In Europe, Native American History Celebrated During Mayflow
LONDON - Much has been written about the 102 Europeans who crossed the Atlantic aboard the Mayflower in 1620. Much less has been written about the Wampanoag Native American community the Europeans met on the other side. After four centuries, a new exhibition in the place where the ship set sail aims to highlight the largely ignored history of the Wampanoag people.
In the year 1620, the Mayflower left the port of Plymouth in southern England and arrived 10 weeks later in what is now the U.S. state of Massachusetts. The story of the religious separatists and colonists has been well documented over the centuries, unlike the experiences of the Wampanoag Native American community that was already living there.
An exhibition in Plymouth marking the 400-year anniversary of the Mayflower voyage is putting the history of the Wampanoag front and center.
The newly renovated Mayflower II, a replica of the original ship that sailed from England in 1620, sails back to its berth in Plymouth, Massachusetts, Aug. 10, 2020.
Steven Peters, a citizen of the Wampanoag tribe who is involved in curating the exhibit in Britain, said the arrival of the Mayflower has historically been told from a European point of view.
“We think that once everyone has a chance to listen to all perspectives, and absorb the perspective of both the Europeans and the Native Americans, they can then come to an understanding of what this history was and what those impacts were on the native communities that that unfolding were colonized,” he said.
The arrival of the Mayflower is commonly associated with the American tradition of Thanksgiving celebrations, the first of which was – according to history – in 1621 when Europeans and native Americans joined in celebration. But critics say the traditional Thanksgiving narrative overlooks how the arrival of the settlers ultimately meant loss of land, culture and lives for many Native Americans over the centuries that followed.

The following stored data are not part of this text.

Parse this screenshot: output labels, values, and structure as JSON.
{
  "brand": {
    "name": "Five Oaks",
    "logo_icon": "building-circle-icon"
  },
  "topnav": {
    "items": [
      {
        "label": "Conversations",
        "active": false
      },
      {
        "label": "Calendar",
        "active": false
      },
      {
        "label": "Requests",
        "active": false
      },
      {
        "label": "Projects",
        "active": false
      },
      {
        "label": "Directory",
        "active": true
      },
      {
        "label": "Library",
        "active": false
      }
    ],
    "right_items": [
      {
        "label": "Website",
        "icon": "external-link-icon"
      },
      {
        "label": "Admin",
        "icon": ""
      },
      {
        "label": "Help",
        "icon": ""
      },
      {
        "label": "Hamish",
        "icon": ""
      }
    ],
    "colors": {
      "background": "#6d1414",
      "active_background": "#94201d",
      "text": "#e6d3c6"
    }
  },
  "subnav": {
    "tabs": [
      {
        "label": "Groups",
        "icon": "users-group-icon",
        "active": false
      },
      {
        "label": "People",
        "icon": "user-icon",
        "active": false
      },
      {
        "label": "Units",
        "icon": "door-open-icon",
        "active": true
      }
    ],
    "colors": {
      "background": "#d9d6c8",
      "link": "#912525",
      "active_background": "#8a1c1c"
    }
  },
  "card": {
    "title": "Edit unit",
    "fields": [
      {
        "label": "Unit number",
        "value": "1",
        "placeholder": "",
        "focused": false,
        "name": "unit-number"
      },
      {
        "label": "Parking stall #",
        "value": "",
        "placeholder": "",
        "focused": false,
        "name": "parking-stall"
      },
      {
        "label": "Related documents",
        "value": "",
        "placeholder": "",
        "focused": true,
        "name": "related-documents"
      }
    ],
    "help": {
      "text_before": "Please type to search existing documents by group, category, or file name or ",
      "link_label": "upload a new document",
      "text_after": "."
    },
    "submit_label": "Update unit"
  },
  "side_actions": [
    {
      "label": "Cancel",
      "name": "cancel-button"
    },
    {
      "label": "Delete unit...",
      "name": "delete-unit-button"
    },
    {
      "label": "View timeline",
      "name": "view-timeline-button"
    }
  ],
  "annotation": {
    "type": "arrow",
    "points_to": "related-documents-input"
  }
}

An interior view of the Mayflower II, in Plymouth Mass., Nov. 11, 2008. (Wikimedia Commons photo by Kenneth C. Zirkel)
Peters said working on projects having to do with the history of his ancestors is part of a difficult journey.
“Often the history and the stories that that we're retelling are tragic and there's a lot of death and sickness. And so, it's emotional for us,” he said.
British curator Jo Loosemore of the Mayflower 400, Legacy and Legend exhibition hopes to fill knowledge gaps.
Co-curator Jo Loosemore adjusts a display of the white and purple shells of whelks and quahog, the shells to make a wampum belt by members of the Wampanoag native American people, at the SeaCity museum in Southampton, England, Aug. 13, 2020.
There is a wealth of information about the maritime journey, the religious perspective and the separatists’ movement. But she said that for most English people the story only begins in 1620.
“What the Wampanoag people have enabled us to see is that the Mayflower certainly wasn't the first ship to cross the Atlantic with traders or settlers or colonists. And also the story most definitely does not begin in 1620 years for the Wampanoag, you're talking a 12,000-year civilization and society, a history and the culture,” she said.
An estimated 30 million Americans can trace an ancestral connection to the Mayflower.